From independence, freedom and truth


The socialists of all parties and public spending

Fernando del Pino Calvo Sotelo

May 29, 2014

In Spain public spending is out of control to such degree that not even the government knows for sure how many public employees there are. A Staff Central Registry “counts” every six months all the employees paid for by any of the three levels of the Administration (State, regional and local), including state-owned corporations and public universities (by the way, none of which are rated among the top 200 in the world despite having 150,000 people on the payroll). However, there are elected officers, regional government-owned corporations and other local entities that appear to escape from any sort of accounting, to the extent that only through statistical inference can their approximate number be estimated thanks to the responses given to the government-sponsored Labor Force Survey. Can you imagine a private business which would not know its payroll accurately? Can you imagine its Chairman, when asked by any shareholder about it, responding “we don’t know for sure, but according to a survey, 0.04% of respondents say they work for us?” Obviously, only the public sector can afford such licentiousness.

Well, whether measured by the Staff Central Registry or roughly estimated by the Labor Force Survey, the number of public employees in Spain it today very much the same as it was back in 2007, that is to say, in the happy old days of carpe diem, credit orgy and squandering fame. In fact, measured in euros, the central and the regional governments today spend 16% and 20% more, respectively, than they did back then. It is true that since 2012 the current government has carried out one of its infamous mini-reforms shyly reducing the payroll by 2.5% at the state level and 5% and 8% at the regional and local level, respectively (the Labor Force Survey shows slightly higher figures in its latest findings). But as from 2007 to 2011 the number of public employees significantly grew under the sharp leadership of the ever smiling former president Zapatero, the latest timid reduction does not compensate for the former increase.

With these numbers to hand and apparently exhausted by the staggering effort of shrinking the central government payroll by 2.5%, the Minister of Finance has unashamedly stated that payroll reduction has “hit rock bottom” and that, from now on, it will increase “because we cannot confuse the needed austerity with the undercapitalization of the civil service”. With a 6.5% deficit, a 100% debt over GDP, let’s go hire? Great. In addition to making it obvious that it lives in a watertight compartment totally alien to the real world, the government may be confusing the apparent stabilization of the economy and the financial assets’ bubble with an economic miracle (performed by them, of course) and has decided all by itself that we are back to normal malgré tout.
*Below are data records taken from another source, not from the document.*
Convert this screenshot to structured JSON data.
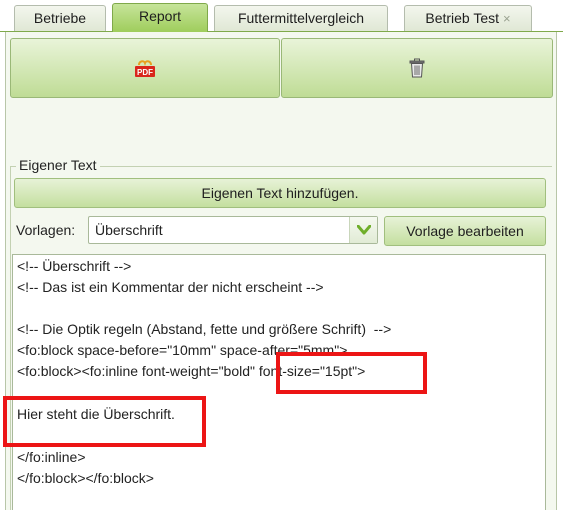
{
  "tabs": [
    {
      "label": "Betriebe",
      "active": false
    },
    {
      "label": "Report",
      "active": true
    },
    {
      "label": "Futtermittelvergleich",
      "active": false
    },
    {
      "label": "Betrieb Test",
      "active": false,
      "close": "×"
    }
  ],
  "toolbar": {
    "pdf_icon": "pdf-icon",
    "pdf_icon_text": "PDF",
    "delete_icon": "trash-icon"
  },
  "section": {
    "legend": "Eigener Text",
    "add_button": "Eigenen Text hinzufügen.",
    "templates_label": "Vorlagen:",
    "templates_selected": "Überschrift",
    "edit_template_button": "Vorlage bearbeiten"
  },
  "editor_lines": [
    "<!-- Überschrift -->",
    "<!-- Das ist ein Kommentar der nicht erscheint -->",
    "",
    "<!-- Die Optik regeln (Abstand, fette und größere Schrift)  -->",
    "<fo:block space-before=\"10mm\" space-after=\"5mm\">",
    "<fo:block><fo:inline font-weight=\"bold\" font-size=\"15pt\">",
    "",
    "Hier steht die Überschrift.",
    "",
    "</fo:inline>",
    "</fo:block></fo:block>"
  ],
  "colors": {
    "accent_green": "#9fcd5c",
    "highlight_red": "#ec1515"
  }
}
Maybe they have misread the artificiality and extreme fragility of the current situation, sustained by clueless central banks, with the highest ever debt ratios and an absence of true structural reforms. Maybe they even think we do need more rules, more controls, more licenses to do anything, more abuses of power, more inefficiencies and more squandering in a sick administration that forgets that it is there to serve the citizen and not to despotically tyrannize him. Or maybe, it is simply that we have just entered a long period of electioneering and the government has directly decided to quit governing at half term.

Long gone are the days when the current president, then opposition leader, stated that is was “ridiculous to freeze public pensions when in Spain there are 3,800 stated owned corporations”. Or when he criticized his predecessor for increasing public debt “in the amount of 267,000 million euros in four years”, saying “that a country cannot go on like that for too long”, right before increasing public debt by the same amount in half the time as soon as he took office. Ridicule must be contagious: where’s the difference?

In politics, the priority list is short: priority number one, election; priority number two, reelection. There’s no number three. What is relevant for a politician-in-power is not that the country should go well, but that it should improve a little bit just before elections, even it is gets worse afterwards. Power-seekers, that is, politicians in the opposition, celebrate every single negative piece of information because it brings the seed of an earlier-than-expected victory. Above all, what matters is to get to power, and when achieved, to exercise it. After pathetic election campaigns that are an insult to the intelligence, one day every four years the politician must face up to the citizenry, previously conveniently softened by propaganda. Once elected, the politician will exercise such level of power, with such arbitrariness and with such impunity that they would make the absolute monarchs of the past green with envy. One day of suffering and 1,500 days of absolute power. This is the world of the politician, unconnected to the reality around him.

In Spain there is no alternative to the socialist, interventionist and power -hoarding ideology that is ruining the country. What this government is showing is that it will never reduce the size of the State, neither will it cut the plague of absurd regulations, or return to civil society its stolen degrees of liberty, or fight corruption or rearrange the regional governments’ madhouse. And without that this sort of regeneration there will be no sustainable recovery. Unfortunately, this government has showed that it is just the blue team, which amicably takes turns with the red team so that both have the chance to satiate their thirst for power. Nothing else.